Long-term erythropoietic repopulating ability of old, young, and fetal stem cells.

Document Type

Article

Publication Date

1983

Keywords

Animal, Erythrocyte-Aging, Erythropoiesis, Female, Fetus, Hematopoietic-Stem-Cells: cy, ph, Hemoglobins: an, Liver: cy, Mice, Mice-Inbred-CBA, Mice-Inbred-C57BL, Pregnancy, Radiation-Chimera, SUPPORT-U-S-GOVT-P-H-S

First Page

1496

Last Page

1504

JAX Source

J-Exp-Med. 1983 May 1; 157(5):1496-504.

Grant

AG00594, AG01755, AM25687

Abstract

It is possible that erythropoietic stem cells do not age. This would mean that stem cells from old donors can function as well as those from young or fetal donors.
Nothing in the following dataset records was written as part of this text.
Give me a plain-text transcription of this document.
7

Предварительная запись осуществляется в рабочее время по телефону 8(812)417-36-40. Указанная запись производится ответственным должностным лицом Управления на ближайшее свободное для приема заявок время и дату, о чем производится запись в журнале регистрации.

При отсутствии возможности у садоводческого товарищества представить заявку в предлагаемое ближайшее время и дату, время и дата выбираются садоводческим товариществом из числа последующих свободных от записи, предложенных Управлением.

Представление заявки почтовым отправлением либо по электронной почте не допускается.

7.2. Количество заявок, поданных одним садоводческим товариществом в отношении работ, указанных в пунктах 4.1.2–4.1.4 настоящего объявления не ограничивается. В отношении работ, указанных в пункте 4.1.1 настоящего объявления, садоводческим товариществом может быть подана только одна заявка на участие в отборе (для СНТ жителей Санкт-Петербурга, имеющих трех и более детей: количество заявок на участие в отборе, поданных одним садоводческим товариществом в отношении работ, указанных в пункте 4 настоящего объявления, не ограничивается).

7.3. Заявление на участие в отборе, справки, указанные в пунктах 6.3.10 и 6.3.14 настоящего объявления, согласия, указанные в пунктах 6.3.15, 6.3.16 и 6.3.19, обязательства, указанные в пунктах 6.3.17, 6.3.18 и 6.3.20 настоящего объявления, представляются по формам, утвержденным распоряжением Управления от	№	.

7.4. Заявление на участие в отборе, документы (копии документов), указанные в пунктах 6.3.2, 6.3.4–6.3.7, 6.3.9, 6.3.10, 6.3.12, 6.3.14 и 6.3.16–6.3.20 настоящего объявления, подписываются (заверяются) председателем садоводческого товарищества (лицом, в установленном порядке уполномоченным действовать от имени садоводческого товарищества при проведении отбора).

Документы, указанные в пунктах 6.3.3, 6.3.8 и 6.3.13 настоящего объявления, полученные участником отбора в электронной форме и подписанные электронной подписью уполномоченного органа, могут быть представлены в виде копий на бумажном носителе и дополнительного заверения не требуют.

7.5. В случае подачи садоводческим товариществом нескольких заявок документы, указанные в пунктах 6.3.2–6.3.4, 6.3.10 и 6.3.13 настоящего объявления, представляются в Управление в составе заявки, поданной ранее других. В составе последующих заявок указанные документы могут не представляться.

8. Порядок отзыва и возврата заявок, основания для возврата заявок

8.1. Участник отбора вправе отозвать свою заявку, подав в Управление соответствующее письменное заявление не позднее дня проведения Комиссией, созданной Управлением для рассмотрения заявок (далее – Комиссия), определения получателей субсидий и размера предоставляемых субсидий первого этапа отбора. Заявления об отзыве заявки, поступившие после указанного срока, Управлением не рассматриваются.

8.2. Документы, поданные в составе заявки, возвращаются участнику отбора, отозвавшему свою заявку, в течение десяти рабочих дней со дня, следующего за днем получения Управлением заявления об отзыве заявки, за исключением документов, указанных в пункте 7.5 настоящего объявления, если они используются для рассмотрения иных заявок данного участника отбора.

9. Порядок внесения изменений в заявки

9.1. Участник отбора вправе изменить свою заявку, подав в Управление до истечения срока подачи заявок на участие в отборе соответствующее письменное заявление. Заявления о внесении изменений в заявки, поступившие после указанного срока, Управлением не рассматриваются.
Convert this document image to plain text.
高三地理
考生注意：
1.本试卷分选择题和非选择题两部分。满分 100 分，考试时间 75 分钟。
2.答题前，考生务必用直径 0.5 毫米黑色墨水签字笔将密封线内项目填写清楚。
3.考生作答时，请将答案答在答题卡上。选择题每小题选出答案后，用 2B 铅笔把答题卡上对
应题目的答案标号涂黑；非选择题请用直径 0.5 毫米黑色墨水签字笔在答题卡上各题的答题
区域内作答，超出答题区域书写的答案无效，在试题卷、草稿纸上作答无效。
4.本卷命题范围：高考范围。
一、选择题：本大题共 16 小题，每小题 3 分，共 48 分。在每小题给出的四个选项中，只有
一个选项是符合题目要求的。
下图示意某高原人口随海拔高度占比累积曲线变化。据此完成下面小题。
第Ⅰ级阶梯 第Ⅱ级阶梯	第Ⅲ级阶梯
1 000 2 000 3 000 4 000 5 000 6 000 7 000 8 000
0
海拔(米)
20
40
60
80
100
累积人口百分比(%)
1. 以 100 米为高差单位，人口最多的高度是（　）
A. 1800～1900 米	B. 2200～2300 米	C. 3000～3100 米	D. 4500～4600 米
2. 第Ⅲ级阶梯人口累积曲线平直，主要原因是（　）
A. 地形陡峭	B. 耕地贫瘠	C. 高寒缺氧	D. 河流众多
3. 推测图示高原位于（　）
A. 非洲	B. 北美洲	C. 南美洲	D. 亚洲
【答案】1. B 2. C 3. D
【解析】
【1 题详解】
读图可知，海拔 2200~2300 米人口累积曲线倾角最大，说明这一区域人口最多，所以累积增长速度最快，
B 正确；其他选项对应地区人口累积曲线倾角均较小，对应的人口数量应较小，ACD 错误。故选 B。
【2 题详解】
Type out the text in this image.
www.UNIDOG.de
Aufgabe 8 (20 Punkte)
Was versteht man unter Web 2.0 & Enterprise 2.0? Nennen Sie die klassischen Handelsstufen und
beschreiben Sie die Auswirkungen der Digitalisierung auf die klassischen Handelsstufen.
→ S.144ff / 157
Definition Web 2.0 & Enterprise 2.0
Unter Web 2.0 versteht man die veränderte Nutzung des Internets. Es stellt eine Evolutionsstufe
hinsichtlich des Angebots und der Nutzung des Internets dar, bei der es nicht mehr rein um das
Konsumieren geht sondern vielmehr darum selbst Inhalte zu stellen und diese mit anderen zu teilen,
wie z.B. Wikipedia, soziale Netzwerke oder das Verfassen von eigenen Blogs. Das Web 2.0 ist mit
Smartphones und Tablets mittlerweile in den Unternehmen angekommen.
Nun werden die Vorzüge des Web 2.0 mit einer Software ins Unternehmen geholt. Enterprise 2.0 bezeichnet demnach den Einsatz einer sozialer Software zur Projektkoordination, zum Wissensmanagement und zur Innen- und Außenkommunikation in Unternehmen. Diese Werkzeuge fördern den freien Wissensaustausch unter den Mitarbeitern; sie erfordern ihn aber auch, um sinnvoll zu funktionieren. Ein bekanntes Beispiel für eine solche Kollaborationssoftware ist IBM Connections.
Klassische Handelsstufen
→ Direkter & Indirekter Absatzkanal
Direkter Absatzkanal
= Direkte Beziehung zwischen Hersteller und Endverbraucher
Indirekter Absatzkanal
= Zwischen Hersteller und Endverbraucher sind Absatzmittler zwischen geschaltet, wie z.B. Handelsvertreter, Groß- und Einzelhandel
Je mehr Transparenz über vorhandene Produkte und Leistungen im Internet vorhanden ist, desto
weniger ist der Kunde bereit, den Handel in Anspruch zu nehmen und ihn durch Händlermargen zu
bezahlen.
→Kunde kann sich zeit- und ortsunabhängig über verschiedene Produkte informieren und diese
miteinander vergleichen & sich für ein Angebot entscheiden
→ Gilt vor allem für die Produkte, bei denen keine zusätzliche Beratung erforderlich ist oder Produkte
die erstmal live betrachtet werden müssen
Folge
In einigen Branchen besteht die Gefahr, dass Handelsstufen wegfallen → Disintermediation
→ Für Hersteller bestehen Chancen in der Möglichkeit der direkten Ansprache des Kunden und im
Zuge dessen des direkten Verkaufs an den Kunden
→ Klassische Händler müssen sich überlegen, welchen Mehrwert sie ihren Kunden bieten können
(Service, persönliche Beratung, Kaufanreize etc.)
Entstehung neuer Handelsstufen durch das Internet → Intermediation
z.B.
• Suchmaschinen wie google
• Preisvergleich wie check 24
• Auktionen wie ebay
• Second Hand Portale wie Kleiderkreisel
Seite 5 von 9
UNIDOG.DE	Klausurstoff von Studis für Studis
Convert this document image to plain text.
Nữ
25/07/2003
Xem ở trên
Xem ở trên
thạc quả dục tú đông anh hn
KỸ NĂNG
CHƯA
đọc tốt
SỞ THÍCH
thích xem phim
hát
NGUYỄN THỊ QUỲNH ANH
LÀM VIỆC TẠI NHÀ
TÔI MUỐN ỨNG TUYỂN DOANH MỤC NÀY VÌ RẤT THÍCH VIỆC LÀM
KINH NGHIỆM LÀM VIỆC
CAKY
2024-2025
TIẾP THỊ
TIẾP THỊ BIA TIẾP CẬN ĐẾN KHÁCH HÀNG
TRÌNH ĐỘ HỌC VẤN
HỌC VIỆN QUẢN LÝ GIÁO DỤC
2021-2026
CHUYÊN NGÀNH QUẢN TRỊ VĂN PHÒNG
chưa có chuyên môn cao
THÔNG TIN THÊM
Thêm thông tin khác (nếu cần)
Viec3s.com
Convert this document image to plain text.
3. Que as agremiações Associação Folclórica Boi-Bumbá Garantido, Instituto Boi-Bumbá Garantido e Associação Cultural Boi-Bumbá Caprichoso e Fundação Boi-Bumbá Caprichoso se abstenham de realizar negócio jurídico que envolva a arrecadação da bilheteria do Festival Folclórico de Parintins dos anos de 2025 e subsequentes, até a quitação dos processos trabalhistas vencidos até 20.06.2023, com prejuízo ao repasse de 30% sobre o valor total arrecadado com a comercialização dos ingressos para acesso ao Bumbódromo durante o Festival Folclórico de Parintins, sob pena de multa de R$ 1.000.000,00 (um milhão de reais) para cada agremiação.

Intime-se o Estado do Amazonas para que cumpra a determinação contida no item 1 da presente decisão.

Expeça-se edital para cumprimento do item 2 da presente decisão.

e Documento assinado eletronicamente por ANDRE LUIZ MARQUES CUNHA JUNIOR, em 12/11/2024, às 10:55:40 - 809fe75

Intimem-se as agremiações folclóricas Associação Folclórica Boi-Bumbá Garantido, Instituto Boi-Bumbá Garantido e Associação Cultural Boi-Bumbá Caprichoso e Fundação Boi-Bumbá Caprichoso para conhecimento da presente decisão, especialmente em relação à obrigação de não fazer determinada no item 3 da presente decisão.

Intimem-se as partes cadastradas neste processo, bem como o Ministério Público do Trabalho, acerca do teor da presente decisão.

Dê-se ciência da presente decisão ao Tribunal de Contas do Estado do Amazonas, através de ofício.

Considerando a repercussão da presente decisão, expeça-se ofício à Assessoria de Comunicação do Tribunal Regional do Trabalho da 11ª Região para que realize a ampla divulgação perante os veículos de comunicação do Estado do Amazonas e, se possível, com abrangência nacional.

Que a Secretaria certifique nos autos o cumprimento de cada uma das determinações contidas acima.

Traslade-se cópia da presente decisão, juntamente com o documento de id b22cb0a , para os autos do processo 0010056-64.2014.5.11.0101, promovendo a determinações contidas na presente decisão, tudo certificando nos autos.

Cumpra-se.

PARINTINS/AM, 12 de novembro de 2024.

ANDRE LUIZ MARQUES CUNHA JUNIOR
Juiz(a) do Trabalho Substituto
The competitive repopulation assay has been used to test long-term stem cell function by directly comparing how well competing stem cells repopulate a recipient and produce differentiated cell types. C57BL/6J (B6) mice were used as donors, while recipients and competitors were WBB6F1 hybrids with genetically distinguishable hemoglobin. Lethally irradiated young WBB6F1 recipients were given a mixture of 2.5 X 10(6) cells from B6 old marrow, young marrow, or fetal liver donors; each recipient also received a standard dose of 1 X 10(6) marrow cells from a pool of young WBB6F1 competitors. Surprisingly, the old marrow cells competed the best in repopulating the recipients. This pattern was maintained even after recovery from sublethal irradiation, a treatment that severely stresses stem cells. This stress was demonstrated when sublethal irradiation caused a 20-fold decline in repopulating ability measured using hemoglobin markers, and a 3- to 7-fold decline using chromosome markers. Stem cells from old marrow competed better than young or fetal cells in similar experiments using immunologically crippled recipients or using unirradiated W/Wv recipients that are immunologically intact. In both types of recipients, the advantage of old marrow cells again persisted after recovery from sublethal irradiation. Other genotypes were tested, and marrow cells from old B6CBAF1 donors competed better than those from young donors of that genotype. However, marrow cells from young CBA donors completed better than those from old CBA donors. These results support the hypothesis that stem cells do not age, and suggest that regulatory changes with age promote rapid stem cell repopulation in B6 and B6CBAF1 mice, but inhibit it in CBA mice.